El 15 de julio de 1827, Pedro es
ordenado sacerdote por Monseñor Devie, primer obispo de Belley. La diócesis de
Belley se había disgregado en 1822 de la diócesis de Lyon, de la que formaba
parte. El padre Chanel, nombrado vicario en Ambérieux, se gana enseguida el
aprecio de los feligreses. Los penitentes acuden en masa a su confesionario y,
mediante su bondad y dulzura, atrae sobre todo a los niños y jóvenes. Elige su
lema : « Amar a María y hacer que la amen ». Por ello inaugura en la parroquia
la devoción del mes de maría, que hasta entonces no se practicaba. Ávido por la
gloria de Dios y la salvación de las almas, se despreocupa de su salud, que
acaba resintiéndose. Lejos de buscar reposo, sigue pensando sobre todo en las
misiones de ultramar y se lo confiesa a Monseñor Devie. En lugar de mandarlo a
una misión lejana, en 1828 el obispo lo nombra párroco de Crozet, al extremo de
la diócesis, cerca de Ginebra. Ese nombramiento no gusta a los padres de Pedro,
que se quejan al vicario general. El joven sacerdote los visita para
consolarlos y oponerse a cualquier solicitud de cambio. « Si me acercara mucho
más a mis padres —confesará— me alejaría más de Dios ». El padre Chanel
encuentra su nueva parroquia en un estado lamentable. Los domingos y festivos
la iglesia está casi vacía, e incluso hay quien trabaja como cualquier otro
día. Los niños, ociosos y abandonados a su suerte, sólo piensan en divertirse y
aprenden el mal. El sacerdote se dirige en peregrinación a Annecy, a la tumba
de san Francisco de Sales, quien había visitado en otro tiempo su parroquia ;
allí se confía a la Virgen y pide a las comunidades religiosas que recen para
obtener la conversión de su rebaño.
Por su bondad y dulzura
Es escrupuloso a la hora de visitar a
todas las familias, a los pobres, a los enfermos sobre todo, pero Pedro concede
a los niños la atención más delicada. Sabe atraerlos de tal modo para
instruirlos que no quieren separarse de él. Después de haber instaurado las
bases de una educación cristiana, el padre Chanel acomete los desórdenes más
escandalosos de su parroquia, inspirándose en las siguientes palabras de la
Sagrada Escritura : [la sabiduría] Se despliega vigorosamente de un
confín al otro del mundo y gobierna de excelente manera todo el universo (Sb
8, 1). Por eso se impone rigurosamente no proferir ninguna amonestación ni
queja hacia sus feligreses. Solamente habla de ello con los sentimientos del
mejor de los padres, de manera que se convencen, con razón, de que ama a todo
el mundo. Un sacerdote originario de Crozet escribirá : « Reformó sobre todo la
parroquia, desde el punto de vista moral y religioso, por su bondad y dulzura.

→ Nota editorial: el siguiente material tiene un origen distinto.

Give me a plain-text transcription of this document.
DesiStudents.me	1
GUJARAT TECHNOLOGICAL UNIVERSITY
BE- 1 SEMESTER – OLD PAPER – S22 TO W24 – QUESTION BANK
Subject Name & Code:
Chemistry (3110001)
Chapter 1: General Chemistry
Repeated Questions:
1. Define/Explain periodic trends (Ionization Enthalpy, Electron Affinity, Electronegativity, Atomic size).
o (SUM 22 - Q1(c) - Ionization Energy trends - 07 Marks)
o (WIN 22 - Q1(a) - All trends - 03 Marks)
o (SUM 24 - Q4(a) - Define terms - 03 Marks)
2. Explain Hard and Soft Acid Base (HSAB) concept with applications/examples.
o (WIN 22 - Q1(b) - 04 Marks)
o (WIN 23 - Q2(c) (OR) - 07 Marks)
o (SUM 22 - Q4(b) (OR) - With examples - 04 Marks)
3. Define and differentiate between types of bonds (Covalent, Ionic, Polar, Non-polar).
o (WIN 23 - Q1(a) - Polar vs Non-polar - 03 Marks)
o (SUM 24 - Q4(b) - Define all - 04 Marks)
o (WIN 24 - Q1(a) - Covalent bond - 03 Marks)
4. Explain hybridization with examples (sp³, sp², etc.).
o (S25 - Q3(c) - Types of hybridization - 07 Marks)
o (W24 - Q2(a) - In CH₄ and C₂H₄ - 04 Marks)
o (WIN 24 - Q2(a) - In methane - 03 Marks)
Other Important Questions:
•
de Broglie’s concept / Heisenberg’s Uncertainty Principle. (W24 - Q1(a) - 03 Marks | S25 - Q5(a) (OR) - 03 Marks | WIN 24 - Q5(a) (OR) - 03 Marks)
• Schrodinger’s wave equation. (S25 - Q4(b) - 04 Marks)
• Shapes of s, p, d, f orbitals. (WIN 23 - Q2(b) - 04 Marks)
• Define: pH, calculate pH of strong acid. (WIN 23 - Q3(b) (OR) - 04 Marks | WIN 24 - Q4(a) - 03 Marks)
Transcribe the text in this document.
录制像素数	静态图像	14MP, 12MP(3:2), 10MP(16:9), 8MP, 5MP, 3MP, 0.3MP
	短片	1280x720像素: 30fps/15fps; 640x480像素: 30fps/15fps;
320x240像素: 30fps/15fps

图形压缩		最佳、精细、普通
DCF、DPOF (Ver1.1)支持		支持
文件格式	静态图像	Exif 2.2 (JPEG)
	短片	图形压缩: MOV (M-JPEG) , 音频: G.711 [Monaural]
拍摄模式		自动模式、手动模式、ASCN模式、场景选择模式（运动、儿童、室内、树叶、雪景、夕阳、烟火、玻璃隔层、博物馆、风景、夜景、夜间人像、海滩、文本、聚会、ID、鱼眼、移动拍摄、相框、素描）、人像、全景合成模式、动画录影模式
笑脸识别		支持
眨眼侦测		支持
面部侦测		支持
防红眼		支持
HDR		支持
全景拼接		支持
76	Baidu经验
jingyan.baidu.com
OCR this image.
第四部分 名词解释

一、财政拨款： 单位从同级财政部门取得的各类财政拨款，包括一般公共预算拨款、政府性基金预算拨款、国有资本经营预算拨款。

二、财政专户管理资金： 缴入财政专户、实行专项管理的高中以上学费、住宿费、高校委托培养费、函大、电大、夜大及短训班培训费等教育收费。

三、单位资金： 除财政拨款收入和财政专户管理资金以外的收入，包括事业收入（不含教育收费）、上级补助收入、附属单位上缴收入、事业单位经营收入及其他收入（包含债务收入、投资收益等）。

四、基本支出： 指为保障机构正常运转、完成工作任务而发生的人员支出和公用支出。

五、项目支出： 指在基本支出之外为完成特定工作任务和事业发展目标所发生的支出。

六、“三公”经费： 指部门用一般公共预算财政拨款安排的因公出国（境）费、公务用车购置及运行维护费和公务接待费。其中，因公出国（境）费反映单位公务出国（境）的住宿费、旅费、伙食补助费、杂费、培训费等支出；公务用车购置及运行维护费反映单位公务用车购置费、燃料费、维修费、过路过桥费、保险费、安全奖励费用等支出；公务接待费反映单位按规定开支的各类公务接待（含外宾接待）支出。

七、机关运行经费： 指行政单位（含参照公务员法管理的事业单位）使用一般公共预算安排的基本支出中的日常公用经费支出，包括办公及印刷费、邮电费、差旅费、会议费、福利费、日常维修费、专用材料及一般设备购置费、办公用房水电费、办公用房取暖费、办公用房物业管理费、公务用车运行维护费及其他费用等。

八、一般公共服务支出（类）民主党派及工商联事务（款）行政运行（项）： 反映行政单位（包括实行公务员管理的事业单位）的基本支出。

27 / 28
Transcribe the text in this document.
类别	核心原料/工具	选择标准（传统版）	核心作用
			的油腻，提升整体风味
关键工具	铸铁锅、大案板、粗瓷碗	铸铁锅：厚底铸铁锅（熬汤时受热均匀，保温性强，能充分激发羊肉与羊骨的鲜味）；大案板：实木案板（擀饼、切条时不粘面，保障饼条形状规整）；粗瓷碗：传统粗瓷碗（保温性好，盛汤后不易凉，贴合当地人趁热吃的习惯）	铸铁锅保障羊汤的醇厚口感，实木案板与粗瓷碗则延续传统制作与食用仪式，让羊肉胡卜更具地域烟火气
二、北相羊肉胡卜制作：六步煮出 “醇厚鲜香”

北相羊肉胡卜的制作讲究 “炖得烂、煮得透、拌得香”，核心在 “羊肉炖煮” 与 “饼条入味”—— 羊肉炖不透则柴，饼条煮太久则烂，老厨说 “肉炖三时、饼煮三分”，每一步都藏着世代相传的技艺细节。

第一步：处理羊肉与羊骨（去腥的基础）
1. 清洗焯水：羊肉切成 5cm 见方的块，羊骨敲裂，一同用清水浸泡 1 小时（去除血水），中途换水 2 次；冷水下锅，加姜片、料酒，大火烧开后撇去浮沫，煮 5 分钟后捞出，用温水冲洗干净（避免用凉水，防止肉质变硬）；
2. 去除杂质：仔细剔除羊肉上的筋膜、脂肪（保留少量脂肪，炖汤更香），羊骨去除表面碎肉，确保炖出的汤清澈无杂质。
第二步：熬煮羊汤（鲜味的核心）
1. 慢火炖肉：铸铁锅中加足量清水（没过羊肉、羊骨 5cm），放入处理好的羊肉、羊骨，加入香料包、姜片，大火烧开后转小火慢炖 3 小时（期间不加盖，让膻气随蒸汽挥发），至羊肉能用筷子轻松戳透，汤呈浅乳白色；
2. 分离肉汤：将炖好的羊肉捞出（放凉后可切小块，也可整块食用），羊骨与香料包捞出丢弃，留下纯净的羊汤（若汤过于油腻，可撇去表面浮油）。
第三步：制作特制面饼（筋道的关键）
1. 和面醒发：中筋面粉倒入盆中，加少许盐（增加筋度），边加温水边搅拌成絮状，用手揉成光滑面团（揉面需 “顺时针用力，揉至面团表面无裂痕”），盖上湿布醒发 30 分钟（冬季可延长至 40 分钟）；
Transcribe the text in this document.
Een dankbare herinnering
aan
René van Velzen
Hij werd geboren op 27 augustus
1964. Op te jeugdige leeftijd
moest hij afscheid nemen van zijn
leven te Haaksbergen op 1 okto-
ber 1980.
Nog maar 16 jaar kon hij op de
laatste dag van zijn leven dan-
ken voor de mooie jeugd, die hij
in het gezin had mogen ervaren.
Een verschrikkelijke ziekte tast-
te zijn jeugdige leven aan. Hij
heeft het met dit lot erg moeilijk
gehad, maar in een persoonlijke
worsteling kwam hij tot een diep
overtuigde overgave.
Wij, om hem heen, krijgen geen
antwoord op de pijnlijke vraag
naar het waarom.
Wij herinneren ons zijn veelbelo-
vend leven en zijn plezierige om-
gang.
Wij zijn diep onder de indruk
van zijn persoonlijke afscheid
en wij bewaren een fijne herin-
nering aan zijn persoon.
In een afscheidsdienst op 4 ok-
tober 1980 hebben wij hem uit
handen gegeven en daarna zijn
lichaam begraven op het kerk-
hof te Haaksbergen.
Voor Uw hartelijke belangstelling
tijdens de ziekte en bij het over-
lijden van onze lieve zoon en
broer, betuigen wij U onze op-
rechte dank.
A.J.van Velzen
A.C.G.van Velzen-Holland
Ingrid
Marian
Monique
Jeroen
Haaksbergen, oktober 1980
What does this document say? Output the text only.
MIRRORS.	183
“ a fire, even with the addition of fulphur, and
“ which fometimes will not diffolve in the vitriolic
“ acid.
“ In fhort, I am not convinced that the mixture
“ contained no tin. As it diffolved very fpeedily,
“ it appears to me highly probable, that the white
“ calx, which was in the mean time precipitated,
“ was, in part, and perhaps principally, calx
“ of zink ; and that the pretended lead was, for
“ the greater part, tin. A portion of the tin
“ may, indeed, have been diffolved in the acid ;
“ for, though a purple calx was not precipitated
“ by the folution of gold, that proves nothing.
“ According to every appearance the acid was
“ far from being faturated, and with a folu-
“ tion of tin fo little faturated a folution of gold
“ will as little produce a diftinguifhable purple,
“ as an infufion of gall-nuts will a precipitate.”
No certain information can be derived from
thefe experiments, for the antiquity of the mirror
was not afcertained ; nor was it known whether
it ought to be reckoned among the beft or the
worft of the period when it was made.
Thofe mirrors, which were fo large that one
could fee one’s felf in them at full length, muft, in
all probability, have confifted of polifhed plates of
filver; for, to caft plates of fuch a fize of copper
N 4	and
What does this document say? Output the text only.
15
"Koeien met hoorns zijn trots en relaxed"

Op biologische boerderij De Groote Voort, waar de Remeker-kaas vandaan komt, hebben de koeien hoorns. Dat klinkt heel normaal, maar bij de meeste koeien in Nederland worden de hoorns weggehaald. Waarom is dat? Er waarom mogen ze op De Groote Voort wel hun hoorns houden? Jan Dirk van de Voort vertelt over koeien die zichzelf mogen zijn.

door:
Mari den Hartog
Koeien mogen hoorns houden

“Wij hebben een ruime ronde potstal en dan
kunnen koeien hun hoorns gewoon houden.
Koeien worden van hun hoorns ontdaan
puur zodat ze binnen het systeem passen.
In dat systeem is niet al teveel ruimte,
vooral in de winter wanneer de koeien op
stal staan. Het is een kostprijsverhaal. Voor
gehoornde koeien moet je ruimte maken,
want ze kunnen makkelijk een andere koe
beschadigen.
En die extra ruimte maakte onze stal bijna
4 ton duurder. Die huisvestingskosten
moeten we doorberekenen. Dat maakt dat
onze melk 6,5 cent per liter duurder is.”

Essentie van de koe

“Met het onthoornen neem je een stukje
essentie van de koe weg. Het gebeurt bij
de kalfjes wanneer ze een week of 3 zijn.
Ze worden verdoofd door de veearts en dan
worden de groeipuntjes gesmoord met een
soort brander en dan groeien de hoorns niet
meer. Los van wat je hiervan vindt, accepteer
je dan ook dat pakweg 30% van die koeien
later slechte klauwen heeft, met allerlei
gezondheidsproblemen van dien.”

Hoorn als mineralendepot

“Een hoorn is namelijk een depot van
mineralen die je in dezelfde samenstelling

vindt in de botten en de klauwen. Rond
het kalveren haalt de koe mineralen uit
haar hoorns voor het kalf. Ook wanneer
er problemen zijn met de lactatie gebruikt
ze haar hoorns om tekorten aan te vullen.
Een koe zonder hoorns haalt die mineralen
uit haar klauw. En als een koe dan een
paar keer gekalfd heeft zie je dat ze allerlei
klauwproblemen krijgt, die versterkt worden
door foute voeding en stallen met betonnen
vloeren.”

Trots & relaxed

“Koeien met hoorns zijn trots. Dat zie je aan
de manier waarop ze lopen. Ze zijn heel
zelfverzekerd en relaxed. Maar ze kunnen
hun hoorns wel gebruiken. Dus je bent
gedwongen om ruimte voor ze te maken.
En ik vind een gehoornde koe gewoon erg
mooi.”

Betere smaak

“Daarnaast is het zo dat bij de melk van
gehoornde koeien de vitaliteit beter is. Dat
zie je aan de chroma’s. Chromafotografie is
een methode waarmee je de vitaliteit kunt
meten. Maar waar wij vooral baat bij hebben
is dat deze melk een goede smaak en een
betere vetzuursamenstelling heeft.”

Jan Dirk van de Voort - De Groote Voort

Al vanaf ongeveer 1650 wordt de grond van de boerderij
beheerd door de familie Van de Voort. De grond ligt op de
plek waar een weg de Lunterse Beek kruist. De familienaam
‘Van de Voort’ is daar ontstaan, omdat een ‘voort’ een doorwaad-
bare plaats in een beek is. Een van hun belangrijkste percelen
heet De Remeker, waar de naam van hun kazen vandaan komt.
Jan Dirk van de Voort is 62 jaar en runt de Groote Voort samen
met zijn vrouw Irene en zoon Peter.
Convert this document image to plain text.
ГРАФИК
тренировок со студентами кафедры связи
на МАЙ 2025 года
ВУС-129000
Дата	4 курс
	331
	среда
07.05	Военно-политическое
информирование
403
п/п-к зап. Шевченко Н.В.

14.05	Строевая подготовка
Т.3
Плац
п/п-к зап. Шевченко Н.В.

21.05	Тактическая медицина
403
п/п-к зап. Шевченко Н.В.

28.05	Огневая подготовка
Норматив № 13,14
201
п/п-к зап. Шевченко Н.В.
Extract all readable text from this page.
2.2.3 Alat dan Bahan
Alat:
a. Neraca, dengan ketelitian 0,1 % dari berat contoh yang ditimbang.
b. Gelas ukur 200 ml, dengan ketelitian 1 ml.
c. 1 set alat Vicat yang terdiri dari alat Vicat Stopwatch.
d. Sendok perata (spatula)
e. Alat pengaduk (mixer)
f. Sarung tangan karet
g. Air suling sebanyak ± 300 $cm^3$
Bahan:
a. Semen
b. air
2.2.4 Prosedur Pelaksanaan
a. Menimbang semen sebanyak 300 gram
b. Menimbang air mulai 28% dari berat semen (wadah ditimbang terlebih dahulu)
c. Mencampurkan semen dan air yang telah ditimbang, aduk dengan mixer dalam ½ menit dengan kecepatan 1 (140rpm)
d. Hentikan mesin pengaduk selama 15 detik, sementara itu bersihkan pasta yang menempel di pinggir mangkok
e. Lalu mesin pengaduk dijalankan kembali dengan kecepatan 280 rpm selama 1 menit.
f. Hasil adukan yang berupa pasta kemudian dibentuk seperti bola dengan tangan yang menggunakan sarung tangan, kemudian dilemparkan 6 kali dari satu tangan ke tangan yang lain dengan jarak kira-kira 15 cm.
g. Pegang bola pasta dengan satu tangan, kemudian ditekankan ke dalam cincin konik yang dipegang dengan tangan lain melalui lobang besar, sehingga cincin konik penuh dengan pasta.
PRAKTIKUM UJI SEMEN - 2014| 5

Su vida pastoral es una manifestación de la mansedumbre y caridad del Salvador.
Era tan bueno que poseía la llave de todos los corazones… ¡ Cuánto bien obró en
la parroquia esa caridad dulce y activa ! La renovó por completo ».
A juicio de Pedro, la ignorancia es el
gran enemigo de la religión. Varios días a la semana, imparte el catecismo a
los niños ; todos los domingos se sube al púlpito, en la Misa y después de las
Vísperas, para instruir a sus feligreses. La mayoría de las veces habla de la
importancia de la salvación eterna, de la oración, de la justicia y de la
misericordia de Dios, de la devoción a la Virgen, del respeto humano (es decir,
del temor a demostrar ser cristiano). Al no sentirse capaz por sí mismo de
renovar profundamente su parroquia, le procura el beneficio de una misión
parroquial predicada por aplicados compañeros. El éxito previsto no se hace
esperar.
« ¡ Venga a instruirnos ! »
Sin embargo, el deseo de misiones
lejanas no abandona su corazón. Un día dice a unos amigos : « Veo a pobres
idólatras que no tienen la felicidad de conocer al verdadero Dios. Se me
aparecen extendiendo los brazos y diciéndome : “¡ Venga, venga a socorrernos ;
venga a instruirnos con su santa religión, que conduce a la felicidad
eterna ! ». Si bien esa llamada proviene de Dios, Pedro deduce que para
responder a ella necesita desarrollar su espíritu de sacrificio y de
obediencia. Siente entonces nacer en él una atracción por la vida religiosa. Le
atrae especialmente la Sociedad de María, que había nacido en 1816 en Lyon, a
los pies de Nuestra Señora de Fourvière. En 1831 conoce a su fundador, el padre
Jean-Claude Colin (1790-1875), entonces superior del seminario menor de Belley.
Tras recibir el permiso de Monseñor Devie, Pedro se prepara discretamente para
incorporarse a la Sociedad de María. A finales de agosto dirige por última vez
unas palabras edificantes a sus fieles, después de las vísperas, y luego
consagra su parroquia a María. Es entonces cuando ingresa en los Maristas.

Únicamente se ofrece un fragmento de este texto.